Le professeur Michel Vivant, de l'université de Montpellier affirme "l'intranet n'a pas de statut juridique particulier. L'opposition Internet contre intranet, public contre privé, n'est pas pertine...

Le professeur Michel Vivant, de l'université de Montpellier affirme
"l'intranet n'a pas de statut juridique particulier. L'opposition Internet
contre intranet, public contre privé, n'est pas pertinente et le réseau
d'entreprise n'est pas lié au statut particulier d'un média. Mais cet état
de fait ne dispense pas de respecter le droit d'auteur en "personne
raisonnable"".
Le point a été fait au cours d'un récent séminaire réunissant les juristes
d'entreprises.
Vincent Fauchoux du cabinet Deprez Dian Guignot rappelle "la loi est
claire, pour reproduire un article de presse dans un intranet,
l'autorisation de l'auteur doit être sollicitée : à défaut, il y a
contrefaçon". Seules, deux exceptions : les représentations et copies à
usage privé, un intranet n'est pas un cercle de famille, et, d'autre part,
la revue de presse (travail original d'analyse) confondue souvent avec un
panorama de presse (reproduction sèche d'articles).
La loi du 3 janvier 1995, instaurant la gestion collective obligatoire en
matière de reproduction par reprographie, s'applique au papier, mais non
aux supports numériques. Pour Vincent Fauchoux "cela ne signifie pas qu'on
puisse échapper à l'autorisation préalable".

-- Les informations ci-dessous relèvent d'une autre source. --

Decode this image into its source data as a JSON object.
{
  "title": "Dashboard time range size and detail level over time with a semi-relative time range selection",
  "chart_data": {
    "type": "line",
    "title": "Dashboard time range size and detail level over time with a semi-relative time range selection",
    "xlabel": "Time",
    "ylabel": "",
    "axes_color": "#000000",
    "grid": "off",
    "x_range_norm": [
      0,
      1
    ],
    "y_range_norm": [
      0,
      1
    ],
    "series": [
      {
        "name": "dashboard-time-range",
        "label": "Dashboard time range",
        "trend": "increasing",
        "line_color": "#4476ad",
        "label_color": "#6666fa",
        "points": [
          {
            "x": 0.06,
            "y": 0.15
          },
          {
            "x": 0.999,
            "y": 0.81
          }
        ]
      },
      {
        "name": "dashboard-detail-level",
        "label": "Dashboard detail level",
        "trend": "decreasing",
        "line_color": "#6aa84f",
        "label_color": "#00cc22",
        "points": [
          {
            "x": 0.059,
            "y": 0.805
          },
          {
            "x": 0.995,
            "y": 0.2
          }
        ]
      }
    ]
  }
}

Au fur et à mesure que les intranets vont augmenter, le photocopillage va
diminuer. Reproduire chaque jour 10 pages à 500 exemplaires revient
environ à 1 million de F par an en frais de reproduction, sans parler des
frais de personnel. On imagine aisément les gains réalisés par abandon de
la photocopie. Directeur juridique du CFC, Philippe Masseron indique "les
deux tiers des interlocuteurs du CFC en matière de panoramas de presse
admettent déjà diffuser ou avoir le projet de diffuser prochainement des
articles de presse sur leur réseau informatique interne". Beaucoup, là
aussi, omettent qu'il faut au préalable régler la question de la gestion
des droits.
Les avocats indiquent que l'on va rarement sur le terrain pénal où la
bonne foi est opérante à la différence de la matière civile où le
plaignant peut obtenir des dédommagements pour le préjudice subit. Il vaut
donc mieux obtenir au préalable l'autorisation obligatoire et, le cas
échéant, signer des contrats de vente et d'achat. Ayant signé un accord
avec Saint-Gobain pour son intranet et pour toutes ses sociétés à
l'étranger, Bruno Tisserant, conseiller au Monde Interactif, recommande
pour tout contrat de ce genre de "définir l'objet, c'est-à-dire la nature
de la diffusion ; savoir si le bénéficiaire a la possibilité de modifier
les contenus pour les adapter à des besoins déterminés, à condition bien
sûr qu'il n'y ait pas dénaturation des contenus (respect du droit à
l'image et à l'identité de la société éditrice) ; déterminer une procédure
de contrôle qui doit être régulière et respectée, d'où sanctions à prévoir
et à préciser ; inclure des clauses de résiliation et clauses pénales pour
tout préjudice subit".
(Le Quotidien du Multimédia - 2/06/1999)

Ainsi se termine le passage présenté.